Only the power-law shear exponent \(\alpha\) depends on iec_edition (0.2 for Edition 1, 0.14 for Edition 3, and a fixed 0.11 for EWM); the transient gust, shear, and direction-change magnitudes above are edition-independent in this implementation.

Provenance and scope

The equations above are implemented from the wind-condition definitions of IEC 61400-1, Clause 6 (external conditions / wind conditions), as historically realised by IECWind. They are re-derived independently in this package rather than ported from the original source, and are cross-checked by the analytical oracle described in Validation.
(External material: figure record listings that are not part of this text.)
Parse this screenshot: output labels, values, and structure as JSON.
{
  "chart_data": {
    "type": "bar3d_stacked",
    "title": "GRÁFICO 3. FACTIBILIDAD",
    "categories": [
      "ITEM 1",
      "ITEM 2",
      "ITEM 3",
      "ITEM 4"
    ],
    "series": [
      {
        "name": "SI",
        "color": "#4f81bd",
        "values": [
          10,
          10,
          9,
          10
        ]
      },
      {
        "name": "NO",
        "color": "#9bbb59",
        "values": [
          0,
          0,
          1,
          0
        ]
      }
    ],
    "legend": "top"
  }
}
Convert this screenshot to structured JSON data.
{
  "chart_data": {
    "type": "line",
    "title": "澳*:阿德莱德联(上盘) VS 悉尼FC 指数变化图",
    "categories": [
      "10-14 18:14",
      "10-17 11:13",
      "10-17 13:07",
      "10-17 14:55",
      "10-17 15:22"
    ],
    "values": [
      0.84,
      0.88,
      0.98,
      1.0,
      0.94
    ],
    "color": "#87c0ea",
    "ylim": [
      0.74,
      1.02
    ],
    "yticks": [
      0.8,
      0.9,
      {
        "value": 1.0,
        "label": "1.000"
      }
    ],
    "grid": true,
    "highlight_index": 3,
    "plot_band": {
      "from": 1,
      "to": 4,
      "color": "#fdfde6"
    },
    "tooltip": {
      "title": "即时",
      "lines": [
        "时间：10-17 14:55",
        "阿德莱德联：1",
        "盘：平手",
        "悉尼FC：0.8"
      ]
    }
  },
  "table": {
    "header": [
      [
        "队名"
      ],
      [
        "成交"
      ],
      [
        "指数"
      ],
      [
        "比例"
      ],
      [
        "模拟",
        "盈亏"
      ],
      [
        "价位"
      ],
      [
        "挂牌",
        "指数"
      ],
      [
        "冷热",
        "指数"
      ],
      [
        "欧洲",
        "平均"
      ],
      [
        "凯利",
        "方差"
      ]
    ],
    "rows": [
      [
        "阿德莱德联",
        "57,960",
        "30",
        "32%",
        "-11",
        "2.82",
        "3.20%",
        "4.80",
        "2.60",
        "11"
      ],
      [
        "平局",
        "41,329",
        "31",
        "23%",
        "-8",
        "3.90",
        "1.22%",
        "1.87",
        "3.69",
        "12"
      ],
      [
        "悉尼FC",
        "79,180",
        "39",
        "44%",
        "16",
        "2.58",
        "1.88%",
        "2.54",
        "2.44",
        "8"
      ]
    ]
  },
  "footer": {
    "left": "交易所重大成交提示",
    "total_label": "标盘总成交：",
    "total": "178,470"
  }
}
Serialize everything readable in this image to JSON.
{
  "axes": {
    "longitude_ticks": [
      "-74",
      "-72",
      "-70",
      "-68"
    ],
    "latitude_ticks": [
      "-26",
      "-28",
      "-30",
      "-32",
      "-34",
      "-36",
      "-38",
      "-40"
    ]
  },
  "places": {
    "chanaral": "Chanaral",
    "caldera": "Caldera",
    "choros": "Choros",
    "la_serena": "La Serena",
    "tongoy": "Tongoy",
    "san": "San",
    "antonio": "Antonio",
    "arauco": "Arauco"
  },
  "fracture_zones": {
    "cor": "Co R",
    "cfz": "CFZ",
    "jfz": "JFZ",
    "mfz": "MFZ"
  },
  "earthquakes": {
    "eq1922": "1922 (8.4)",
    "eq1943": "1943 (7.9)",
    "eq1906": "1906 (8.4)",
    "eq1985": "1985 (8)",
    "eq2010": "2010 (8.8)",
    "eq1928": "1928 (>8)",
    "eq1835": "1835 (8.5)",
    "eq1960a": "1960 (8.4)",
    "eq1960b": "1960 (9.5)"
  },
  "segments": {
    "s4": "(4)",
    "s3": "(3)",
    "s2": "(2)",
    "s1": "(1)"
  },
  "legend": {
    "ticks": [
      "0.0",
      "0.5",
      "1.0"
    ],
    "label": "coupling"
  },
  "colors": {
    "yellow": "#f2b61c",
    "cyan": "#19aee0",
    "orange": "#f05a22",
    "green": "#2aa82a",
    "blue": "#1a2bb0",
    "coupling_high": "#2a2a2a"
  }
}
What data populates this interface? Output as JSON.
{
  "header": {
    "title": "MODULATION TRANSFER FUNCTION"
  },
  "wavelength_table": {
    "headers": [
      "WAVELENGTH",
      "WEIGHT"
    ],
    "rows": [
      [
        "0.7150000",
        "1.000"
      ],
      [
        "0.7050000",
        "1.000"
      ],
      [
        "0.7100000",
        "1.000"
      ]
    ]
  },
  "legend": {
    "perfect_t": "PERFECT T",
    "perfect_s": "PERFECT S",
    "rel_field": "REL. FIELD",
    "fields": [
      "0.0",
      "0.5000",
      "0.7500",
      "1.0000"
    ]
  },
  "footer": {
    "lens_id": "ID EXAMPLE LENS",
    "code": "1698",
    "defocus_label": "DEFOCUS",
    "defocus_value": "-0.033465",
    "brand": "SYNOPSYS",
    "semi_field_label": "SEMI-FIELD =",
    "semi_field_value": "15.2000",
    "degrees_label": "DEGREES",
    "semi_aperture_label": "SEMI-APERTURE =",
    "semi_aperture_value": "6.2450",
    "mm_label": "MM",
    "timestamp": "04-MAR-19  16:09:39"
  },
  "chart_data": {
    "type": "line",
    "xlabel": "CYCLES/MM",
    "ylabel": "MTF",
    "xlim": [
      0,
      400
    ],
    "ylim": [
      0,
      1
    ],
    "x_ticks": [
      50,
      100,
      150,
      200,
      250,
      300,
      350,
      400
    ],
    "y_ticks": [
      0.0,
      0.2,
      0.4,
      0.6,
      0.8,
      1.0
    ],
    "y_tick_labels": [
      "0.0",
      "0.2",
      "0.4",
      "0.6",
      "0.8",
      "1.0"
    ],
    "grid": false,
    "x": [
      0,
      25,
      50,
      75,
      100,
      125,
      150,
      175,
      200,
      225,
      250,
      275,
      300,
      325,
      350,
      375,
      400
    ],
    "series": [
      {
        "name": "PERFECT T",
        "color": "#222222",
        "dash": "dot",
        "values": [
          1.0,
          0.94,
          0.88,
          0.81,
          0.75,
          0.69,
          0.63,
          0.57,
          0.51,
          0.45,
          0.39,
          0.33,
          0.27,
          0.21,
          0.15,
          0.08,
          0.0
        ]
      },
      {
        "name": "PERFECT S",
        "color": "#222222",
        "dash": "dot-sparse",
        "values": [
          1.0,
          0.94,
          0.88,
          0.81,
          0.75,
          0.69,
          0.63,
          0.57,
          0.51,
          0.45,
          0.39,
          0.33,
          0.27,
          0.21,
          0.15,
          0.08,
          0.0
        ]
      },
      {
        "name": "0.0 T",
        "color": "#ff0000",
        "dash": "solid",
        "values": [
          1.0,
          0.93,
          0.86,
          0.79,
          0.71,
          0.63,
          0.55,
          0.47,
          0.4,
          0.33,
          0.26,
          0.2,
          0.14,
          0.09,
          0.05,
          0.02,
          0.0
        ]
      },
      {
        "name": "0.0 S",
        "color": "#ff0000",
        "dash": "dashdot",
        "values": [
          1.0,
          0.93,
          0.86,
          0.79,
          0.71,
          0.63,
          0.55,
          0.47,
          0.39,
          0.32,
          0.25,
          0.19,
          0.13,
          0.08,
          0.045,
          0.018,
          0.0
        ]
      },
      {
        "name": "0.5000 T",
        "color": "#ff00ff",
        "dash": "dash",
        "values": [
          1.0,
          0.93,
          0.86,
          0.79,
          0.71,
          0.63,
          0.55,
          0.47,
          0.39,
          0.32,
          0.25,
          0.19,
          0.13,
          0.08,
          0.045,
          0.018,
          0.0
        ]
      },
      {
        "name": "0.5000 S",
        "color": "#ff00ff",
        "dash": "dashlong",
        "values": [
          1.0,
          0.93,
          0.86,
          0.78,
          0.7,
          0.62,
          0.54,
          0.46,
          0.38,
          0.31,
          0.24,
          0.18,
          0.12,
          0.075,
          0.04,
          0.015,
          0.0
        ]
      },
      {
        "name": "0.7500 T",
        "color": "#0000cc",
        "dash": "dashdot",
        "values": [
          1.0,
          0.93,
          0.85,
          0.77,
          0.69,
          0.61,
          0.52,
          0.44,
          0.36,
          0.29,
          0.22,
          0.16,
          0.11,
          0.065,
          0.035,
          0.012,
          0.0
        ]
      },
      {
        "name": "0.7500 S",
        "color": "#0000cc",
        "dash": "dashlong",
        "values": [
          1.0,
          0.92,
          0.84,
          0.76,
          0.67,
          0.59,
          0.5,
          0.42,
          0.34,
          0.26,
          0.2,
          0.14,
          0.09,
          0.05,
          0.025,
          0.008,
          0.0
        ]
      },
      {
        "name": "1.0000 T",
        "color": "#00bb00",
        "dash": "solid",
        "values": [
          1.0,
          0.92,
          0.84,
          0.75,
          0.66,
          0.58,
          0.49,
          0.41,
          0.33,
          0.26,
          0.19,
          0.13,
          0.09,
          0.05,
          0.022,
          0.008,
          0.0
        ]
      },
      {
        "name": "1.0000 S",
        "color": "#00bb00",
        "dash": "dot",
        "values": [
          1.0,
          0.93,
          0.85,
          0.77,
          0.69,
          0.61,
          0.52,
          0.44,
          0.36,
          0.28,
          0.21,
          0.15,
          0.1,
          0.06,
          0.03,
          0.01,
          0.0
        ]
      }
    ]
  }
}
No copyrighted IEC standard text is reproduced here; consult the standard itself for the normative definitions and the precise clause numbering, which differs between editions. iec_edition selects only the normal power-law shear exponent (0.2 for Edition 1, 0.14 for Edition 3); it is not a claim of full edition compliance (see Scope and limitations).

References

• IEC 61400-1, Wind turbines – Part 1: Design requirements, Clause 6 (Wind conditions), Editions 1 and 3. International Electrotechnical Commission.

• M. L. Buhl Jr., IECWind, National Laboratory of the Rockies (formerly the National Renewable Energy Laboratory). https://www.nlr.gov/wind/nwtc/iecwind

• OpenFAST InflowWind module documentation, National Laboratory of the Rockies (formerly the National Renewable Energy Laboratory). https://openfast.readthedocs.io/